Aggressionen kultivieren
Ich wünsche mir eine Gesellschaft, in denen Menschen es sich erlauben können, zur Aggression „Ja“ zu sagen. Ich wünsche mir Menschen, die ihre Aggression als eine göttliche Kraft verstehen können, als eine Gabe, die ihrem Leben zu dienen vermag. Nicht die Aggression per se ist schlecht. Schlecht ist, dass wir uns dafür verurteilen, gegenseitig aber auch selbst. Wir werten uns dafür ab, halten uns für die schlechteren Menschen und schätzen andere, die uns aggressiv begegnen ebenso ein.
Schlechte Menschen
In Wahrheit aber gibt es keine schlechten Menschen. Es gibt nur Menschen. Und oftmals ist es so, das diejenigen, die sich ihrer Anteile nicht bewusst sind, das meiste Leid in die Welt bringen. Schlechter sind sie deswegen nicht, schlechter wurden sie womöglich einst behandelt.
Ich wünsche mir eine Kultur des offenen Umgangs mit der eigenen Aggression und wünsche mir vor allen Dingen, dass ich dies bei mir selbst gut hin bekomme. Denn wäre die Aggression nicht auch mein großes Thema, könnte ich hier wohl kaum eine Stunde lang darüber schreiben…

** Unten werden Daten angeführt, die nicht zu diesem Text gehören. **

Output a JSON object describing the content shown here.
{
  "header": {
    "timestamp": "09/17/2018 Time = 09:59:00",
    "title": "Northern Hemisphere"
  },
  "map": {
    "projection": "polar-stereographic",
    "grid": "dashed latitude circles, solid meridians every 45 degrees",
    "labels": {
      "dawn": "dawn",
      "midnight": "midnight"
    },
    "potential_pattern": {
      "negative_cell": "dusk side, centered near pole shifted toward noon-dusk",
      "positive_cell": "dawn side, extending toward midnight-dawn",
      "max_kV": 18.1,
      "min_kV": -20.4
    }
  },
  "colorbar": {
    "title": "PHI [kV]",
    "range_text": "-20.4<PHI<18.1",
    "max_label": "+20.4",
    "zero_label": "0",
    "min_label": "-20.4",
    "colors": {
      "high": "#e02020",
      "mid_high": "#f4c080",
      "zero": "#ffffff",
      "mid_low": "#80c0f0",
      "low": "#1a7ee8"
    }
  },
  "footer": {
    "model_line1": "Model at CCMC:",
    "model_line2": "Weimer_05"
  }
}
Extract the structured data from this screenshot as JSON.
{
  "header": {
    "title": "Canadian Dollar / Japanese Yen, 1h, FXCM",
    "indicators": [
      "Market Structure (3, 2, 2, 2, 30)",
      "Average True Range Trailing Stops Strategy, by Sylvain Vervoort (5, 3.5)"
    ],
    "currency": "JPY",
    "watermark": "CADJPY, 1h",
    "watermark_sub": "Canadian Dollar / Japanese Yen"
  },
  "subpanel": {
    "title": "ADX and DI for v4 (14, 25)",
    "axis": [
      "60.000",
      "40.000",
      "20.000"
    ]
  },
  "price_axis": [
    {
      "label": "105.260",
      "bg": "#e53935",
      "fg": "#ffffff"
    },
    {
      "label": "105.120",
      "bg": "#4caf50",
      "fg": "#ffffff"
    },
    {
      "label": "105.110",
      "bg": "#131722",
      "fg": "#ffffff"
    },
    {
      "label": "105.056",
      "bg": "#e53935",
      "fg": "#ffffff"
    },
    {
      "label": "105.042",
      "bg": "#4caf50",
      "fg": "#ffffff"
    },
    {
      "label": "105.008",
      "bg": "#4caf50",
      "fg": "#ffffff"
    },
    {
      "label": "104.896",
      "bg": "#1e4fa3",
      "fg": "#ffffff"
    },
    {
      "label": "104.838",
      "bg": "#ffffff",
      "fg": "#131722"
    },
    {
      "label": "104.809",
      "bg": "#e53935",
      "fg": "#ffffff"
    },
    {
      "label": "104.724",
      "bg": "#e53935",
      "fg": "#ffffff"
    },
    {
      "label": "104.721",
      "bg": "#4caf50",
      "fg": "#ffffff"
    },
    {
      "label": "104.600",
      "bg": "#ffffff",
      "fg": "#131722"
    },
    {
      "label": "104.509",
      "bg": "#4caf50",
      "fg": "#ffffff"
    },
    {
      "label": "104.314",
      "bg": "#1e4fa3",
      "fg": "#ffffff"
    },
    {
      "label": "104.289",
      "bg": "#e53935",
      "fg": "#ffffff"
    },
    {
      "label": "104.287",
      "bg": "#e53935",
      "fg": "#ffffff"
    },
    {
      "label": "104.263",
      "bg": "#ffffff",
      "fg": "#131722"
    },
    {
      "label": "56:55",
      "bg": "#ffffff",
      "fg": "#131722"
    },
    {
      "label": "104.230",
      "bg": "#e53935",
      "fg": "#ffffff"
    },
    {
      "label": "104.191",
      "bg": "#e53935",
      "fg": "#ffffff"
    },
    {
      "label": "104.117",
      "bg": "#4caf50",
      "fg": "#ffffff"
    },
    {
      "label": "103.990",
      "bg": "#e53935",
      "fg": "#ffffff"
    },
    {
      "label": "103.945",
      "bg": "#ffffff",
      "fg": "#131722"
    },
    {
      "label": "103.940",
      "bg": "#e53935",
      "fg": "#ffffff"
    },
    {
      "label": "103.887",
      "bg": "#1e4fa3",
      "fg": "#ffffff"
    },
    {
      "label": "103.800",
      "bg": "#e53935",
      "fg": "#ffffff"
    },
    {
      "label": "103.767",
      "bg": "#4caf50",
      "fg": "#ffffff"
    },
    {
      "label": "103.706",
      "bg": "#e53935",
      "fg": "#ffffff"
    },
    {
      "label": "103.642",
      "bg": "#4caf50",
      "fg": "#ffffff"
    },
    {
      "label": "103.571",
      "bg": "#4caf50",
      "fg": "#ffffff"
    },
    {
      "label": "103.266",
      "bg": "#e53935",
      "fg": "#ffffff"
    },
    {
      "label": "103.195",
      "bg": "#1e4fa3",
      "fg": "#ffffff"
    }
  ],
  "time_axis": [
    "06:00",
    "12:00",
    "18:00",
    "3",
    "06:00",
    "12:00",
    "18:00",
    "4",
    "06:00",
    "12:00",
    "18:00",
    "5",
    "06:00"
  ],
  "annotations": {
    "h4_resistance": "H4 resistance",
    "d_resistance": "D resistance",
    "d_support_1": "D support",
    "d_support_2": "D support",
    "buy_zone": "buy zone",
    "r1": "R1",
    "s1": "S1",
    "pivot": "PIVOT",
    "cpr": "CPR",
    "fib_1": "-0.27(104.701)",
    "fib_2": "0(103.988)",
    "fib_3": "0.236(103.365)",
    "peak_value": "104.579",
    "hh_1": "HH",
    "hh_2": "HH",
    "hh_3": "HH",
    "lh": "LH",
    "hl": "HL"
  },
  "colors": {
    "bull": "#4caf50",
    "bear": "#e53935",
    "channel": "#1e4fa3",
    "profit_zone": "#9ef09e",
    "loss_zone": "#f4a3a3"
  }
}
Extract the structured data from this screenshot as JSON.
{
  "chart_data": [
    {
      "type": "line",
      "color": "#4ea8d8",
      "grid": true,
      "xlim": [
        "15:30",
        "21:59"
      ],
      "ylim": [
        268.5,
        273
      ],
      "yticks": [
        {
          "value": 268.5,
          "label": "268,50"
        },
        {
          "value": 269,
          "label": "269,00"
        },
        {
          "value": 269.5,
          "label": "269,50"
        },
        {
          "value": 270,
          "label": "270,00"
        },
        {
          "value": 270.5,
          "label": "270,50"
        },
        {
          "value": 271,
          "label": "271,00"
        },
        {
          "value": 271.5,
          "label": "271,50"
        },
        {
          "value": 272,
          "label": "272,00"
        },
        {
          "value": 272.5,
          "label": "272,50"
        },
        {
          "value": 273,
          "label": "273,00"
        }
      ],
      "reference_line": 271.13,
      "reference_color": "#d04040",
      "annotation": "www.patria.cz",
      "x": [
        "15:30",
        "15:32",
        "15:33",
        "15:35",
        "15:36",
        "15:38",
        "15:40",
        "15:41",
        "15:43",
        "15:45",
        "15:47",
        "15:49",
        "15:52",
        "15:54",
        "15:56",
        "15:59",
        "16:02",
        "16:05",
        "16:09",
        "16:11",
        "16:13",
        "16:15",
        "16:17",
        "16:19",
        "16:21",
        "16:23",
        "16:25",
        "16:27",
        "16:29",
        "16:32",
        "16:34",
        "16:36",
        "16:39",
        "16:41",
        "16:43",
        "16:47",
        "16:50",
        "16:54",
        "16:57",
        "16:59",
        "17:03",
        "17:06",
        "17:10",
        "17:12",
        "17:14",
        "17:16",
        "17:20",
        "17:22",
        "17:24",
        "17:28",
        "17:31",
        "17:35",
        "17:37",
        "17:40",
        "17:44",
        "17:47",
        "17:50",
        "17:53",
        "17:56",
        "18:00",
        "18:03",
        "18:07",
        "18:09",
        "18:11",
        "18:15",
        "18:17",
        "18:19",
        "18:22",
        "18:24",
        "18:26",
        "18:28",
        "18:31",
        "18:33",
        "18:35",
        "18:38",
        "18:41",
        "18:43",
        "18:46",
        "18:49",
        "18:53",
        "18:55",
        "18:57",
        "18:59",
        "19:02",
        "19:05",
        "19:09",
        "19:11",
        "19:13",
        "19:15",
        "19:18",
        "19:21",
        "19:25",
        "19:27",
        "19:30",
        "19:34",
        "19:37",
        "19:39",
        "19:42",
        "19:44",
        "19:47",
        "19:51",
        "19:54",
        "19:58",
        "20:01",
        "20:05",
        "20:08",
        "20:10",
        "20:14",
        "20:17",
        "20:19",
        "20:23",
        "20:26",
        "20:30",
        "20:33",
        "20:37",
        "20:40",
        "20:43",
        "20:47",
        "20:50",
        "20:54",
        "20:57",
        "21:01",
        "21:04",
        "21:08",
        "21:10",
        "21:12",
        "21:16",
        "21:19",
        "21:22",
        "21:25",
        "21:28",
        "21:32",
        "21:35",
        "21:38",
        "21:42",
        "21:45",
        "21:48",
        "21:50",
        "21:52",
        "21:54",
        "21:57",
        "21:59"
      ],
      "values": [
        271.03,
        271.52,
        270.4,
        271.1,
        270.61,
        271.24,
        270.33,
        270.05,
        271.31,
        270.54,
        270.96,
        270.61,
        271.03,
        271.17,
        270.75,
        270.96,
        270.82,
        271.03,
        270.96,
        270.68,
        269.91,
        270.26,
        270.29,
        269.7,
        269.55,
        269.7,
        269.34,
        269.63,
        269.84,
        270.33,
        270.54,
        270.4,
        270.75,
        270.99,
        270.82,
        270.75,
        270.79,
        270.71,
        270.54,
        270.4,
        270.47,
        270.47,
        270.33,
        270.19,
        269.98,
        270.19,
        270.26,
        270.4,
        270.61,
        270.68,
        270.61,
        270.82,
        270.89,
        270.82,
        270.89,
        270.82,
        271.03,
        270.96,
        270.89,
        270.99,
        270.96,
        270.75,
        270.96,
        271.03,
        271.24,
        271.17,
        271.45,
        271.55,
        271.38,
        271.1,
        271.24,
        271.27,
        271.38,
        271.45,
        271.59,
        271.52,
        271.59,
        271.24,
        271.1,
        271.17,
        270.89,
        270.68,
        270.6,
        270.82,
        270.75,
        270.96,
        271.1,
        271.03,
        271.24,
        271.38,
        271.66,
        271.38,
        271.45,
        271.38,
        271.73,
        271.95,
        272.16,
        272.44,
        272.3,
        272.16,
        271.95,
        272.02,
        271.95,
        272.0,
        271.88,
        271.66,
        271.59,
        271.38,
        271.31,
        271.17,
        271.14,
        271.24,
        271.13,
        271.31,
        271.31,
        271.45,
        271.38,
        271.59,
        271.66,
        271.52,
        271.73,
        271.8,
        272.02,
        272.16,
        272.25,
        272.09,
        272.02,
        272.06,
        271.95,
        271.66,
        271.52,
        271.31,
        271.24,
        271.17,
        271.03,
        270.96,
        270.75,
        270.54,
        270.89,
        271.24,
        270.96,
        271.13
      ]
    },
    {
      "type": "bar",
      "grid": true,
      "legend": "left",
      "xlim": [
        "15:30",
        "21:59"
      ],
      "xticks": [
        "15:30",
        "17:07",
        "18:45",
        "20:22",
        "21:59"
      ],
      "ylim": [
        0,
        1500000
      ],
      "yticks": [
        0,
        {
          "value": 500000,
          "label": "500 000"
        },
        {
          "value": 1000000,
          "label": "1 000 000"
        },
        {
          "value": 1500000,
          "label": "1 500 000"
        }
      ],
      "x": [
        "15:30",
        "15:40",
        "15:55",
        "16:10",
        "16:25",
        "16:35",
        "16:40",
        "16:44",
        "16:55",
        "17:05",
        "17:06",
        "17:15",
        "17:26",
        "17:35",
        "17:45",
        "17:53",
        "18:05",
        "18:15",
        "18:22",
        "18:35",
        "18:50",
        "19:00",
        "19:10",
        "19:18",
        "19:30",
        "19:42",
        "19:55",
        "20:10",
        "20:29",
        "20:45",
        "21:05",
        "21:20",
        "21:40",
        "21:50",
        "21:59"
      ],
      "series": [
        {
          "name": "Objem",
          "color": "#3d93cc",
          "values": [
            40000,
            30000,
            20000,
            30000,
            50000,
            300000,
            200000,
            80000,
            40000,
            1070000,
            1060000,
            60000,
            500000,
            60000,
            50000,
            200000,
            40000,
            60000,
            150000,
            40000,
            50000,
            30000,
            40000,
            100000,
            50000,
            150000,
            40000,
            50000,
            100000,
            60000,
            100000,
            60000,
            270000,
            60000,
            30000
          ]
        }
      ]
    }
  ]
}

Die eigene Aggression schätzen lernen
Ich denke, es kommt darauf an, die eigenen Aggressionen aus der Schmuddelecke der Seele heraus zu holen, sie anzuschauen, sie anzunehmen, sich zu ihnen zu bekennen. Die Aggression ist nichts Schlechtes. Nur unkontrolliert ausagiert, kann sie Schlechtes vollbringen. Wer sich seiner Aggression bewusst ist, kann sie auch kontrollieren und konstruktiv einsetzen. Wir Menschen brauchen diese Triebkraft, um vorankommen zu können im Leben. Ohne ein gewisses Maß an Aggressivität bleiben wir stecken im Dschungel der Schwierigkeiten. Aggression bedeutet doch (wir erinnern uns) Antrieb, nach vorn zu gehen. Aggression bedeutet Kraft, Willen, mit Biss an eine Sache heran zu gehen. Sie steht für ein Setzen und Verteidigen von Grenzen und unmissverständlich auch für den Willen zum Leben.
Aggression ist etwas Gutes
Aggression bedeutet Bewegung, lässt uns auf etwas zu gehen, an etwas heran treten. Ohne ein gewisses Maß an Aggression wären wir kaum in der Lage, komplexere Probleme zu lösen. Die Aggression an sich ist etwas Gutes für uns Menschen, aber wie bei vielen anderen Dingen auch, kommt es immer darauf an, wie und wofür man sie einsetzt. Nur der aktive Mensch ist in der Lage, sein Leben positiv zu gestalten und hierzu bedarf es nun einmal auch seiner Aggression. Sie ist eine Form von persönlicher Stärke und ich denke wir tun gut daran, dies auch für uns zu erkennen und wert zu schätzen.